Nurses at the Federal Medical Centre in the Southwestern city of Owo, Nigeria stopped treating patients after two nurses were badly beaten early last month.
Relatives of a COVID-19 patient who died attacked the nurses on duty. One nurse had her hair ripped out and suffered a fracture. The second was beaten into a coma. Both are recovering from their injuries.
Following the assaults, the nurses demanded justice and called for the hospital to improve security and other working conditions. Almost two weeks passed before they returned to work.
“Armed security personnel have now been posted to the hospital to run 24-hour service within the hospital,” said Felix Orobode, secretary of the National Association of Nigeria Nurses and Midwives.
The attack in Nigeria was just one of many on health workers globally during the COVID-19 pandemic. A new report by the Geneva-based Insecurity Insight and the University of California, Berkeley’s Human Rights Center identified more than 1,100 threats or acts of violence against healthcare workers and facilities last year.
Researchers found that about 400 of those attacks were related to COVID-19, many motivated by fear or frustration, underscoring the dangers surrounding healthcare workers at a time when they are needed most. Insecurity Insight defines a healthcare attack as any physical violence against or intimidation of healthcare workers or settings and uses online news agencies, humanitarian groups and social media posts to track incidents around the world.
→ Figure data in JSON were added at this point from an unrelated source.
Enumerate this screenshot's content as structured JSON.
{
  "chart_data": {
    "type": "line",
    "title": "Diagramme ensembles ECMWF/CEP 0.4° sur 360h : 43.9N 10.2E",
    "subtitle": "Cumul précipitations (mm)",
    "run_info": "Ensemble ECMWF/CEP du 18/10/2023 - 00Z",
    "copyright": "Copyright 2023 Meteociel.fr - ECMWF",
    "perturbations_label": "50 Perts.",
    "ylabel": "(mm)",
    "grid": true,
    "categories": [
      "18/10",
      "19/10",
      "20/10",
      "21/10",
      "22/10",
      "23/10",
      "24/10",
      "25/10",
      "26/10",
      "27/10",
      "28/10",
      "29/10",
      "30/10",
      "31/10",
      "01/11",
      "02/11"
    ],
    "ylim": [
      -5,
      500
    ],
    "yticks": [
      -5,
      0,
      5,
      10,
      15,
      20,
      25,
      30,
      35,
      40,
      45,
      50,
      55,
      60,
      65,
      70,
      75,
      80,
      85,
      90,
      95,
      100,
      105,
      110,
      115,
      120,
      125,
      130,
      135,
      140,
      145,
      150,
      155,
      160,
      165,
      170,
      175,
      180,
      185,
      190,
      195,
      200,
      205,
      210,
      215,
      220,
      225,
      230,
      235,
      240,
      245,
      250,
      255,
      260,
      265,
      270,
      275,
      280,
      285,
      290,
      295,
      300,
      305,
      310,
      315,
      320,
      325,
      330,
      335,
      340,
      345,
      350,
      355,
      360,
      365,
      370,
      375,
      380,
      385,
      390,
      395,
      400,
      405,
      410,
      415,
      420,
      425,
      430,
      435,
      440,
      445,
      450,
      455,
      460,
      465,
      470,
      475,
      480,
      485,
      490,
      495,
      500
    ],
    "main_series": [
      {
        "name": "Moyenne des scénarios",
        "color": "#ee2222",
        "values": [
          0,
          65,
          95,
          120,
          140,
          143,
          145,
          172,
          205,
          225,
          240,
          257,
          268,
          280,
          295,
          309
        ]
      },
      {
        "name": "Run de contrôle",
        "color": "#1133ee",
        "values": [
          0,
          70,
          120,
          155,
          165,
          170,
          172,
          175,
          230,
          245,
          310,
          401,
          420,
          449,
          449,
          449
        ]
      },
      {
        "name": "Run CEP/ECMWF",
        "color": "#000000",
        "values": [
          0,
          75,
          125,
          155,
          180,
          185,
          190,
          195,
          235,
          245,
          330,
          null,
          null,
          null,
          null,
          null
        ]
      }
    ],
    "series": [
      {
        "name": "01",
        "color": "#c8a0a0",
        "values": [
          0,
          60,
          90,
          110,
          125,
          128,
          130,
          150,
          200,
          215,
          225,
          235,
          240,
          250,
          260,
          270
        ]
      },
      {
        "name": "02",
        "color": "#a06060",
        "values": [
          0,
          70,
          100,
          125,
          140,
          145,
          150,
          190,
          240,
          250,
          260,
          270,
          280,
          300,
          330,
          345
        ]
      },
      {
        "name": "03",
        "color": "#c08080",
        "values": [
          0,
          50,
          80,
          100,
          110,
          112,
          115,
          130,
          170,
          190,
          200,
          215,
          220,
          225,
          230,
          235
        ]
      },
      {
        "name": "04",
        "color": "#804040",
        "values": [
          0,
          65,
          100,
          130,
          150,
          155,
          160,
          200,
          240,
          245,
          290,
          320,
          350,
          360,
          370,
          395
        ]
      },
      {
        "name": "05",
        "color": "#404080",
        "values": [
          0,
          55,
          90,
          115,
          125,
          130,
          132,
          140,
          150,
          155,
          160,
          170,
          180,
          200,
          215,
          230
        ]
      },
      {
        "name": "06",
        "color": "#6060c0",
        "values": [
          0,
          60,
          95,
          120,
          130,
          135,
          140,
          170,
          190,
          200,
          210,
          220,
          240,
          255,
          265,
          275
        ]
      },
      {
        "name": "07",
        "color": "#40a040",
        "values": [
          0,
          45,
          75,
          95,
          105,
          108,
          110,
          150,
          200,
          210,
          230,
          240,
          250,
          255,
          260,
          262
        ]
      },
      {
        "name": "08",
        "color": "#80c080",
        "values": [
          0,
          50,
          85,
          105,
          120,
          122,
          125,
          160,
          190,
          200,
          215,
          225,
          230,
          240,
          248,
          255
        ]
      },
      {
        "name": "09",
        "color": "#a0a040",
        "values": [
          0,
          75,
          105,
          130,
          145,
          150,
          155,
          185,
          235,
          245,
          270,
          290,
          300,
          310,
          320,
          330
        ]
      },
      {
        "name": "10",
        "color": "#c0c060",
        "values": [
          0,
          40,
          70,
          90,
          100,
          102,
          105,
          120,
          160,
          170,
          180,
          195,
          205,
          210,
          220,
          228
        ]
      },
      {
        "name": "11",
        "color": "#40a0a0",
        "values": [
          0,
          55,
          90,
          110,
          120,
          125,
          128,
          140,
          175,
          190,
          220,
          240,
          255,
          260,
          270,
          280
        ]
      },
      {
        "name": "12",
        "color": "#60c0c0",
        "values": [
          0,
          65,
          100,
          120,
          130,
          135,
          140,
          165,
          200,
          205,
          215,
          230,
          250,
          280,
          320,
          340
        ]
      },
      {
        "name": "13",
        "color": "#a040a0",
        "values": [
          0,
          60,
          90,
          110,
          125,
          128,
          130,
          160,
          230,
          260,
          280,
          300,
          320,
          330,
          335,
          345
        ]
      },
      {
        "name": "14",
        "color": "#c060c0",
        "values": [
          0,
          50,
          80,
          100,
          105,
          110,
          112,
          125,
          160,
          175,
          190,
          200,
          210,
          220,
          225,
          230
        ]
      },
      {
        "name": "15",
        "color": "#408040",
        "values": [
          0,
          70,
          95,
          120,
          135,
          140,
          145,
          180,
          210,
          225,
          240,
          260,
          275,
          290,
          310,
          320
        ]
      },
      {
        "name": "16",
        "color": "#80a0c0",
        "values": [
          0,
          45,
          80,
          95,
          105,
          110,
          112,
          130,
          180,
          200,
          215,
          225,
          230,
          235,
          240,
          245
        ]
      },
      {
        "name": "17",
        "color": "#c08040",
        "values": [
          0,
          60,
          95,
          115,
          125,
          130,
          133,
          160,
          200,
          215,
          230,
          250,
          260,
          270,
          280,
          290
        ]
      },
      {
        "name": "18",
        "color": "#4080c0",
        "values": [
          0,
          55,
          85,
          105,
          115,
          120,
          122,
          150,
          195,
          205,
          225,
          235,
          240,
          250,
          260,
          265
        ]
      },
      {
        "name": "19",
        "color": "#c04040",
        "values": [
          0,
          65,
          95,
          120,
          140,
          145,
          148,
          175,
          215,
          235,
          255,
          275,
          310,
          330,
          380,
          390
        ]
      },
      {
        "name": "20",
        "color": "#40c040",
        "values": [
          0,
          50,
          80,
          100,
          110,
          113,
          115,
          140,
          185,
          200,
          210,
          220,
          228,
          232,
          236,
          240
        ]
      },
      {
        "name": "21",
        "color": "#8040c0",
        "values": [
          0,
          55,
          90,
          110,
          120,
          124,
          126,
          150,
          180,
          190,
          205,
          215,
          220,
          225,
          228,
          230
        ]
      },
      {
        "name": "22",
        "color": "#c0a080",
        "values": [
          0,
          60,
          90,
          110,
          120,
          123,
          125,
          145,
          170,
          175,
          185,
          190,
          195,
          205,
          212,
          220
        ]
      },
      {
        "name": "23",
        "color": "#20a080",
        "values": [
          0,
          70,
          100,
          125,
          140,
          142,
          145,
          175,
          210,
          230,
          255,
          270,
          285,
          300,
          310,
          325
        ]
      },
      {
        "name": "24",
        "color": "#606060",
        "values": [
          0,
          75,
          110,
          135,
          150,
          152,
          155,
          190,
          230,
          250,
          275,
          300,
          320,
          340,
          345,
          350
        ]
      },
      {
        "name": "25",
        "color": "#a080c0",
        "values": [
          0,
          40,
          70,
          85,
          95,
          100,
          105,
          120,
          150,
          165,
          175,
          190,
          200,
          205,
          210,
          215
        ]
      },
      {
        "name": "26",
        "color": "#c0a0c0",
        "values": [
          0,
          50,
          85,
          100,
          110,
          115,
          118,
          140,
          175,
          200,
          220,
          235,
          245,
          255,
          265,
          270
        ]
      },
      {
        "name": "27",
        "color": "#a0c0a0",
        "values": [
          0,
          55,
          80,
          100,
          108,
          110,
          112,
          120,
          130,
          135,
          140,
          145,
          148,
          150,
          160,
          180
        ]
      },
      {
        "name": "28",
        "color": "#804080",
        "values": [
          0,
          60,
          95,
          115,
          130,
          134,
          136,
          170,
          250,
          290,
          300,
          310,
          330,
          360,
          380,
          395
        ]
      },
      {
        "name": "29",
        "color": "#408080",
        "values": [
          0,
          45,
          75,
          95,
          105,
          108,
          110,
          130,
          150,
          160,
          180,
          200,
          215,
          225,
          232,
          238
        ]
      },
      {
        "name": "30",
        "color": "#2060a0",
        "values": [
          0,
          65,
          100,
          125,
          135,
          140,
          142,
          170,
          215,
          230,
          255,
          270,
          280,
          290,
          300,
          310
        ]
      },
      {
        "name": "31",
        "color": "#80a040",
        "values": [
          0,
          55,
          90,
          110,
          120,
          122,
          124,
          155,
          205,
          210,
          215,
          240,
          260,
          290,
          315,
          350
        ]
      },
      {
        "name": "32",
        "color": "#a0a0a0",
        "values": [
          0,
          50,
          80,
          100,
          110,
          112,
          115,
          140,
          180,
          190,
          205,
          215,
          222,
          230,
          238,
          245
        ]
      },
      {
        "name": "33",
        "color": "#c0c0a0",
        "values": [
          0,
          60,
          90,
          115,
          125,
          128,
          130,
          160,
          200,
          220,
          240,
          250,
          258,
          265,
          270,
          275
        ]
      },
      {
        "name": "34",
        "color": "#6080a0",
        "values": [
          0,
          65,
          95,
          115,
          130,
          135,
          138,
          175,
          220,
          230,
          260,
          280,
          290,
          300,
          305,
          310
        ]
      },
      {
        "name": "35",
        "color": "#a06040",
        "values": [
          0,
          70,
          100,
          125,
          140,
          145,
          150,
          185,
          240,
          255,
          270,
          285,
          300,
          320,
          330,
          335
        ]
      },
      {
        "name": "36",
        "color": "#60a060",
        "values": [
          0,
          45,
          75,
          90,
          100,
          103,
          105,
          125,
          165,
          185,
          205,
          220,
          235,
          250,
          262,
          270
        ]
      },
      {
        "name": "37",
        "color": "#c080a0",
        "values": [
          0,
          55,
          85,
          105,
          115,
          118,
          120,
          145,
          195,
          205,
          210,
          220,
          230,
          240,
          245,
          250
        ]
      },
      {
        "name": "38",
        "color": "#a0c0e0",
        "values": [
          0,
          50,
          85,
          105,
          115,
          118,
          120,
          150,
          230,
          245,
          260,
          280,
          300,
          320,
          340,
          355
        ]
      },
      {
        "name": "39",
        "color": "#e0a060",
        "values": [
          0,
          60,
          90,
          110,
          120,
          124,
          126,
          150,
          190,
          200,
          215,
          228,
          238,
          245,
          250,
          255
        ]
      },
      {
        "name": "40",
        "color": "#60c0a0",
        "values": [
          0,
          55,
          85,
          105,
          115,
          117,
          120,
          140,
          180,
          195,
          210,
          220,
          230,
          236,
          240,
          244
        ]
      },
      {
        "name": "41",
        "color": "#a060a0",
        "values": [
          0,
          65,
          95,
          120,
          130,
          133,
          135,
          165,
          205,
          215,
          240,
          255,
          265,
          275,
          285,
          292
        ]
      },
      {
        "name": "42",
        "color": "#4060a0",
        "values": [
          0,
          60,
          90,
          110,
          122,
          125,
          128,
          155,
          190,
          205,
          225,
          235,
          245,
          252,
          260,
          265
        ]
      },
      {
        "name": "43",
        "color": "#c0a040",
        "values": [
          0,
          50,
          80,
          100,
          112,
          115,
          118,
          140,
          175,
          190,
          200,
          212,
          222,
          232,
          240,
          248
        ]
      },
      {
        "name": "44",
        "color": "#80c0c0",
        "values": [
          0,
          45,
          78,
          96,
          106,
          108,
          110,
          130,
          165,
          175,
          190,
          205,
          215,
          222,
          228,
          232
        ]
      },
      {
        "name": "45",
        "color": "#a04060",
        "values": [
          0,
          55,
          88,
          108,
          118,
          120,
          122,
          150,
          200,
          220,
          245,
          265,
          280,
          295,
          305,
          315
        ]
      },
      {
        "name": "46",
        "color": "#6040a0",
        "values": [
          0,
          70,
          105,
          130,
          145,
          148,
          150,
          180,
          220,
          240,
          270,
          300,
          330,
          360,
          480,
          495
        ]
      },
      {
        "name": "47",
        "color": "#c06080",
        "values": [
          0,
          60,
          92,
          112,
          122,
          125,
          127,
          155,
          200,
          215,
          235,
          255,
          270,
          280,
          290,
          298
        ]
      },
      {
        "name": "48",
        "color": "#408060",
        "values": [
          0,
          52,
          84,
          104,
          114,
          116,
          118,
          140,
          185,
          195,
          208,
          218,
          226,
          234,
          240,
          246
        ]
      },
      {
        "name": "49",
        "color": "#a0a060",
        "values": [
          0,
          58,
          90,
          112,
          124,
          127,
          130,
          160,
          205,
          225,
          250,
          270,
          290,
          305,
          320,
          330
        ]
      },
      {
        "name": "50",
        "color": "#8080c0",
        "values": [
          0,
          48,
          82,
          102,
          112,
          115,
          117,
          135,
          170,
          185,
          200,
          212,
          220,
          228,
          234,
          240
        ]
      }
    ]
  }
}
Dr Rohini Haar, an emergency room physician and Human Rights Center research fellow, said she expected healthcare workers to be widely celebrated for their lifesaving work during the pandemic, just as Italians sang tributes to doctors during the lockdown.
“But actually, that didn’t happen in many, many places,” she said. “There’s actually more fear, more distrust, and attacks grew rather than decreased.”
Medical professionals from surgeons to paramedics have long confronted injury or intimidation on the job, especially in conflict zones. Experts say many attacks are rooted in fear or mistrust, as family members react to a relative’s death or a community responds to uncertainty around a disease. The coronavirus has amplified those tensions.